I have just turned the last past page of this superb book and I am overwhelmed with all the emotions that the photography and words have created. It is brilliant! The first part of the book educates us with all the facts. Their true name, their frightening reduction in numbers and their uncertain future. In the second part, the behaviour of the wolves, as individuals and as a pack are brought to life with a stunning selection of photos and text, with Mana as the most truly beautiful backdrop of smoky blues, purples and greens continuing to the vast ,sun drenched expanse of Hwange in part three. Nick Dyer and Peter Blinston take us on a journey with their own lives, their passion for Africa and ultimately, their love for an incredibly endangered species, the Painted Wolves. We are treated to scenery shots of the packs through to the most incredibly sharp, close up images of the dogs. Every photo reminding us why Nick Dyer has just been selected as a finalist in the Wildlife Photographer of the Year competition.

I had the privilege of meeting Nick in Zambia in 2013 in Kafue and then South Luangwa. His passion and determination to take the very best shots of the African wildlife was evident back then when discussing his work. I have followed his blogs and photography since, and am continually astounded by his ability to capture that perfect moment and wonderful light.His description of his day and his encounters take us right back to the magic that is Mana. Nick’s descriptions are vivid and honest and read like an exciting biography, transporting us from our homes to life with the pack.

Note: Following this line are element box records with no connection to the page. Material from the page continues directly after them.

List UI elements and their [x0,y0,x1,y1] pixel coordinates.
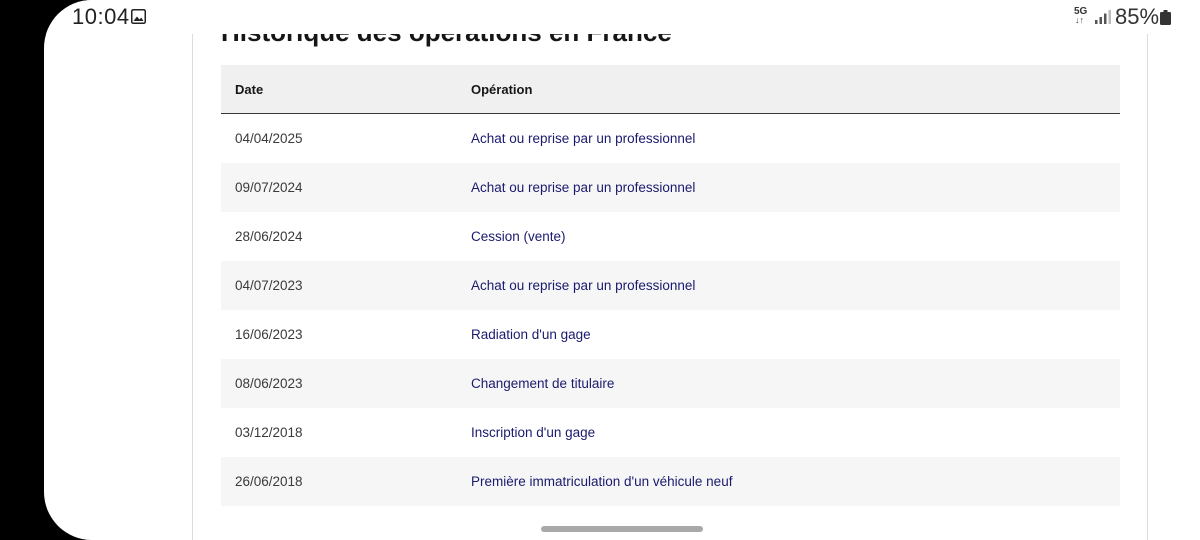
content-card: Historique des opérations en France Date… [192,0,1148,540]
operation-label: Achat ou reprise par un professionnel [457,261,1120,310]
network-type: 5G [1074,6,1088,17]
table-row: 16/06/2023 Radiation d'un gage [221,310,1120,359]
operation-date: 04/04/2025 [221,113,457,163]
operation-date: 26/06/2018 [221,457,457,506]
operation-date: 16/06/2023 [221,310,457,359]
home-indicator[interactable] [541,526,703,532]
operation-label: Radiation d'un gage [457,310,1120,359]
column-header-operation: Opération [457,65,1120,114]
operations-table: Date Opération 04/04/2025 Achat ou repri… [221,65,1120,506]
operation-label: Achat ou reprise par un professionnel [457,163,1120,212]
operation-label: Cession (vente) [457,212,1120,261]
table-row: 26/06/2018 Première immatriculation d'un… [221,457,1120,506]
table-row: 09/07/2024 Achat ou reprise par un profe… [221,163,1120,212]
operation-date: 03/12/2018 [221,408,457,457]
battery-icon [1160,10,1171,25]
table-row: 08/06/2023 Changement de titulaire [221,359,1120,408]
phone-screen: 10:04 5G ↓↑ 85% Historique des opération… [44,0,1200,540]
operation-label: Inscription d'un gage [457,408,1120,457]
signal-icon [1095,10,1111,24]
table-row: 04/07/2023 Achat ou reprise par un profe… [221,261,1120,310]
column-header-date: Date [221,65,457,114]
table-header-row: Date Opération [221,65,1120,114]
gallery-icon [131,9,146,24]
operation-date: 08/06/2023 [221,359,457,408]
table-row: 03/12/2018 Inscription d'un gage [221,408,1120,457]
table-row: 04/04/2025 Achat ou reprise par un profe… [221,113,1120,163]
network-arrows: ↓↑ [1075,15,1084,25]
battery-percentage: 85% [1115,4,1160,29]
operation-label: Achat ou reprise par un professionnel [457,113,1120,163]
operation-date: 09/07/2024 [221,163,457,212]
status-bar: 10:04 5G ↓↑ 85% [44,0,1200,34]
operation-date: 28/06/2024 [221,212,457,261]
operation-date: 04/07/2023 [221,261,457,310]
table-row: 28/06/2024 Cession (vente) [221,212,1120,261]
status-time: 10:04 [72,4,130,29]
operation-label: Première immatriculation d'un véhicule n… [457,457,1120,506]
operation-label: Changement de titulaire [457,359,1120,408]
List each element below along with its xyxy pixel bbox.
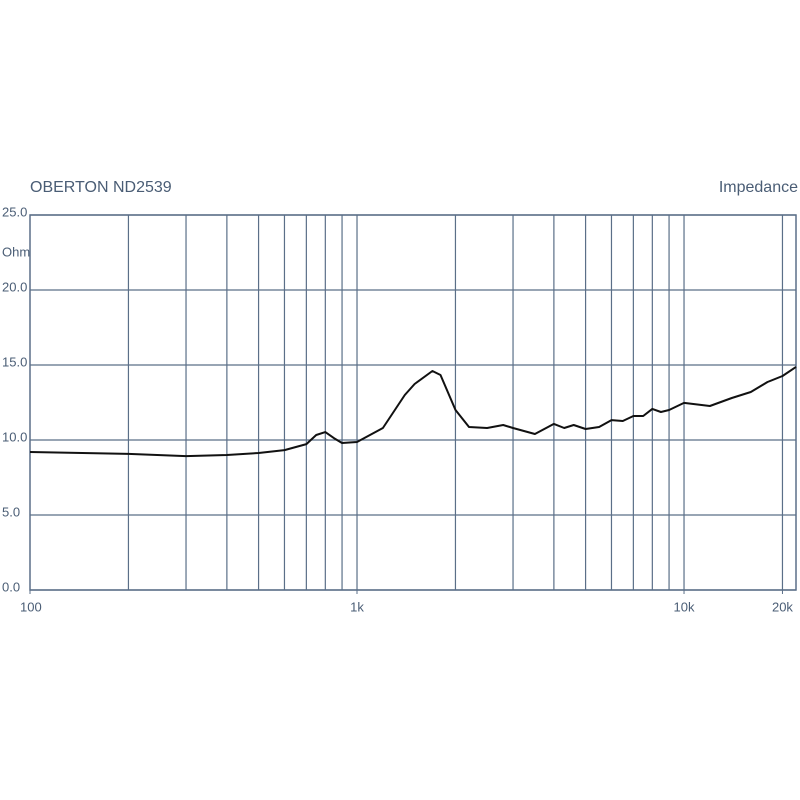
y-tick-label: 20.0: [2, 279, 27, 294]
y-tick-label: 5.0: [2, 504, 20, 519]
impedance-line: [29, 366, 797, 458]
plot-frame: [29, 214, 797, 591]
chart-subtitle: Impedance: [719, 179, 798, 196]
chart-title: OBERTON ND2539: [30, 179, 172, 196]
y-tick-label: 15.0: [2, 354, 27, 369]
y-tick-label: 0.0: [2, 579, 20, 594]
y-tick-label: 25.0: [2, 204, 27, 219]
x-tick-label: 20k: [772, 599, 793, 614]
x-tick-label: 10k: [674, 599, 695, 614]
x-tick-label: 1k: [350, 599, 364, 614]
y-tick-label: 10.0: [2, 429, 27, 444]
x-tick-label: 100: [20, 599, 42, 614]
y-unit: Ohm: [2, 244, 30, 259]
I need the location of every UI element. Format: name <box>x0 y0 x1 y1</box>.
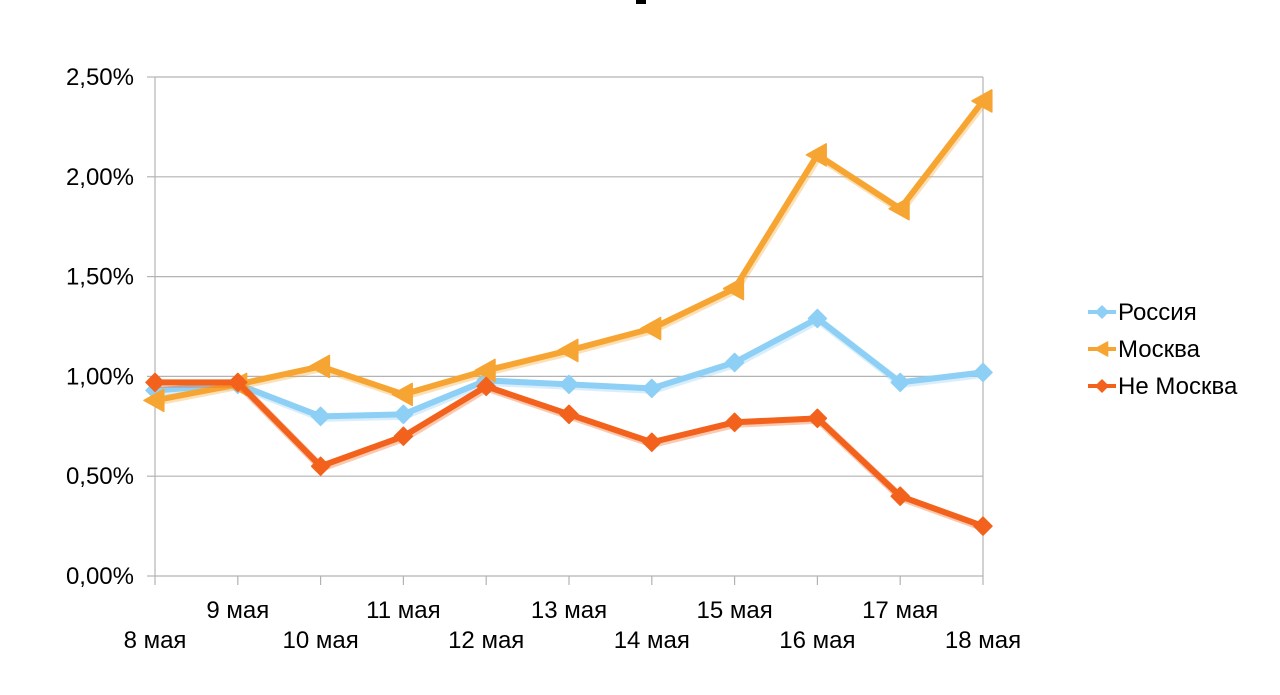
legend-item: Россия <box>1088 299 1197 326</box>
legend: Россия Москва Не Москва <box>1088 299 1238 400</box>
x-tick-label: 10 мая <box>282 627 358 654</box>
y-tick-label: 2,50% <box>66 64 134 91</box>
data-point <box>310 406 331 427</box>
data-point <box>888 196 910 221</box>
series-line <box>152 315 986 420</box>
data-point <box>642 378 662 399</box>
data-point <box>973 516 993 536</box>
data-point <box>807 308 828 329</box>
y-tick-label: 0,50% <box>66 463 134 490</box>
data-point <box>805 143 827 167</box>
data-point <box>722 276 745 301</box>
data-point <box>559 404 579 425</box>
legend-marker <box>1095 379 1109 393</box>
data-point <box>391 382 413 407</box>
data-point <box>807 408 828 429</box>
data-point <box>143 388 165 413</box>
x-tick-label: 17 мая <box>862 597 938 624</box>
legend-marker <box>1094 341 1109 357</box>
data-point <box>145 372 165 393</box>
y-tick-label: 1,50% <box>66 264 134 291</box>
legend-item: Москва <box>1088 336 1201 363</box>
x-tick-label: 11 мая <box>366 597 440 624</box>
axis-layer: 0,00% 0,50% 1,00% 1,50% 2,00% 2,50% 8 мая 9 мая… <box>66 64 1021 654</box>
x-tick-label: 8 мая <box>124 627 187 654</box>
data-point <box>642 432 662 453</box>
legend-marker <box>1095 305 1109 319</box>
data-point <box>476 376 496 397</box>
series-layer <box>143 89 993 536</box>
y-tick-label: 0,00% <box>66 563 134 590</box>
grid-layer <box>155 76 983 577</box>
legend-item: Не Москва <box>1088 373 1238 400</box>
data-point <box>971 89 993 113</box>
legend-label: Москва <box>1118 336 1201 363</box>
series-0 <box>145 308 993 427</box>
data-point <box>393 404 414 425</box>
legend-label: Не Москва <box>1118 373 1238 400</box>
x-tick-label: 15 мая <box>696 597 772 624</box>
data-point <box>890 486 910 506</box>
title-mark <box>636 0 646 4</box>
data-point <box>557 338 579 363</box>
data-point <box>310 456 331 476</box>
data-point <box>474 358 496 383</box>
x-tick-label: 14 мая <box>614 627 690 654</box>
y-tick-label: 2,00% <box>66 164 134 191</box>
x-tick-label: 18 мая <box>945 627 1021 654</box>
legend-label: Россия <box>1118 299 1197 326</box>
data-point <box>973 362 993 383</box>
data-point <box>724 412 745 433</box>
data-point <box>393 426 414 447</box>
x-tick-label: 9 мая <box>206 597 269 624</box>
data-point <box>559 374 579 395</box>
data-point <box>308 354 331 379</box>
data-point <box>724 352 745 373</box>
x-tick-label: 13 мая <box>531 597 607 624</box>
series-1 <box>143 89 993 413</box>
data-point <box>640 316 662 341</box>
x-tick-label: 16 мая <box>779 627 855 654</box>
x-tick-label: 12 мая <box>448 627 524 654</box>
data-point <box>228 372 248 393</box>
y-tick-label: 1,00% <box>66 363 134 390</box>
series-2 <box>145 372 993 536</box>
data-point <box>890 372 910 393</box>
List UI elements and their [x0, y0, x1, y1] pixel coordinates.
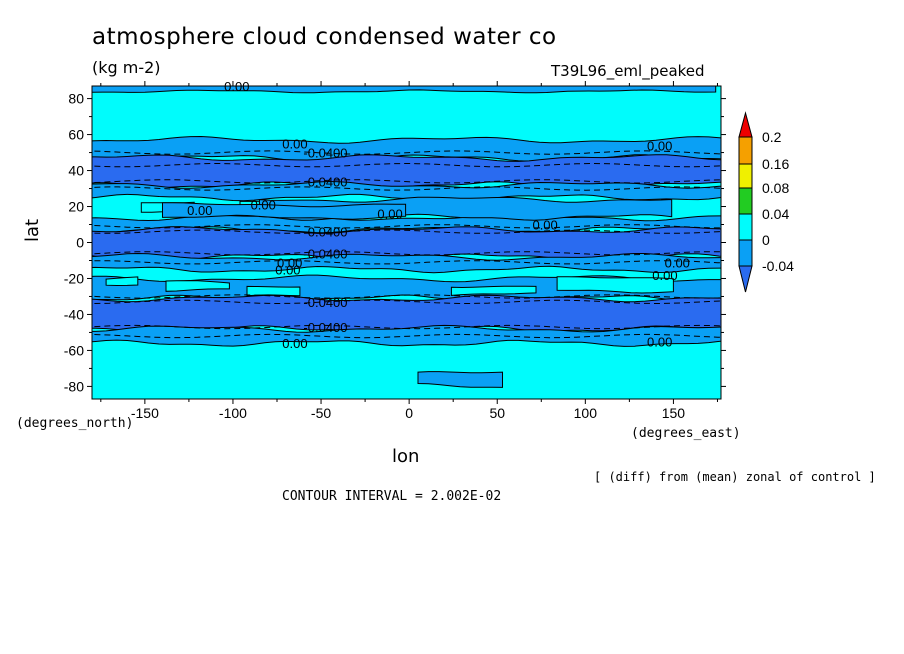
- contour-label: 0.00: [647, 138, 672, 153]
- y-tick-label: 60: [68, 127, 84, 143]
- colorbar-segment: [738, 239, 753, 267]
- dashed-contour: [92, 299, 721, 305]
- cyan-island: [165, 280, 230, 292]
- blue-patch: [417, 371, 503, 388]
- y-tick-label: 40: [68, 163, 84, 179]
- colorbar-label: 0.16: [762, 156, 789, 172]
- run-name: T39L96_eml_peaked: [551, 62, 705, 80]
- contour-label: 0.00: [187, 203, 212, 218]
- units-label: (kg m-2): [92, 58, 161, 77]
- axis-ticks: 80 60 40 20 0 -20 -40 -60 -80 -150 -100 -50 0 50 100 15…: [64, 81, 726, 421]
- dashed-contour: [92, 162, 721, 168]
- contour-band: [92, 180, 721, 202]
- blue-patch: [92, 86, 717, 94]
- colorbar-label: -0.04: [762, 258, 794, 274]
- contour-label: 0.00: [277, 255, 302, 270]
- contour-label: -0.0400: [303, 174, 347, 189]
- y-axis-label: lat: [22, 218, 43, 242]
- colorbar-bottom-arrow: [738, 265, 753, 293]
- contour-label: -0.0400: [303, 246, 347, 261]
- colorbar-label: 0.2: [762, 129, 782, 145]
- y-tick-label: -20: [64, 270, 84, 286]
- contour-label: -0.0400: [303, 225, 347, 240]
- colorbar-segment: [738, 213, 753, 241]
- contour-lines: [92, 150, 721, 339]
- contour-band: [92, 154, 721, 189]
- contour-label: 0.00: [647, 334, 672, 349]
- x-units-label: (degrees_east): [631, 426, 741, 441]
- x-tick-label: 50: [489, 405, 505, 421]
- contour-interval: CONTOUR INTERVAL = 2.002E-02: [282, 489, 502, 504]
- dashed-contour: [92, 150, 721, 155]
- dashed-contour: [92, 324, 721, 330]
- colorbar-label: 0: [762, 232, 770, 248]
- dashed-contour: [92, 179, 721, 184]
- colorbar-segment: [738, 136, 753, 165]
- x-axis-label: lon: [392, 446, 420, 467]
- contour-label: 0.00: [532, 218, 557, 233]
- contour-label: 0.00: [282, 336, 307, 351]
- blue-patch: [162, 202, 407, 220]
- difference-note: [ (diff) from (mean) zonal of control ]: [594, 470, 876, 484]
- contour-label: -0.0400: [303, 295, 347, 310]
- dashed-contour: [92, 224, 721, 229]
- dashed-contour: [92, 251, 721, 256]
- cyan-island: [105, 276, 139, 287]
- contour-label: -0.0400: [303, 320, 347, 335]
- cyan-island: [246, 285, 301, 297]
- dashed-contour: [92, 186, 721, 191]
- y-tick-label: 0: [76, 235, 84, 251]
- dashed-contour: [92, 294, 721, 299]
- colorbar-segment: [738, 163, 753, 189]
- y-units-label: (degrees_north): [16, 416, 134, 431]
- contour-label: 0.00: [275, 262, 300, 277]
- colorbar-label: 0.04: [762, 206, 789, 222]
- colorbar: 0.2 0.16 0.08 0.04 0 -0.04: [738, 111, 794, 293]
- dashed-contour: [92, 333, 721, 339]
- chart-title: atmosphere cloud condensed water co: [92, 24, 557, 50]
- dashed-contour: [92, 260, 721, 265]
- cyan-island: [556, 276, 674, 294]
- dashed-contour: [92, 229, 721, 234]
- cyan-island: [450, 285, 537, 296]
- x-tick-label: 0: [405, 405, 413, 421]
- contour-label: 0.00: [251, 198, 276, 213]
- contour-fields: [92, 86, 721, 399]
- contour-label: 0.00: [224, 79, 249, 94]
- x-tick-label: 150: [662, 405, 686, 421]
- x-tick-label: -100: [219, 405, 247, 421]
- x-tick-label: 100: [574, 405, 598, 421]
- colorbar-label: 0.08: [762, 180, 789, 196]
- x-tick-label: -50: [311, 405, 331, 421]
- contour-label: 0.00: [282, 137, 307, 152]
- y-tick-label: -40: [64, 306, 84, 322]
- y-tick-label: 20: [68, 199, 84, 215]
- y-tick-label: 80: [68, 91, 84, 107]
- contour-label: 0.00: [665, 255, 690, 270]
- contour-label: 0.00: [377, 207, 402, 222]
- y-tick-label: -60: [64, 342, 84, 358]
- contour-label: 0.00: [652, 268, 677, 283]
- contour-label: -0.0400: [303, 146, 347, 161]
- colorbar-top-arrow: [738, 111, 753, 138]
- contour-band: [92, 226, 721, 261]
- y-tick-label: -80: [64, 378, 84, 394]
- x-tick-label: -150: [131, 405, 159, 421]
- colorbar-segment: [738, 187, 753, 215]
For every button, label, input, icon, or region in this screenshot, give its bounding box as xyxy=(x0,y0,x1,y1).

We have been incredibly fortunate to have had Peter visit Perth twice to speak at the Painted Dog Conservation fundraising events. In the book, Peter immerses us in his daily life with the wolves, in fact, he and Jealous Mpofu have dedicated over twenty years of their lives to their monitoring and survival of the wolves in Zimbabwe. In the third, and last, section of the book, Peter takes us through all the facets of his work. From long days and kilometers of monitoring, education of the local children and bush camps ( the photos of these children are priceless!) meetings with the local chief and the work with John Lemon to run the unique rehabilitation centre for Painted Dog Conservation in Hwange. Together Peter and Nick bring us a book, a true masterpiece, a huge book, that takes us on a journey into the lives of this somewhat unknown but fascinating animal that every Friend of Mana Pools should add to their collection. All profits go to the Painted Wolf Foundation.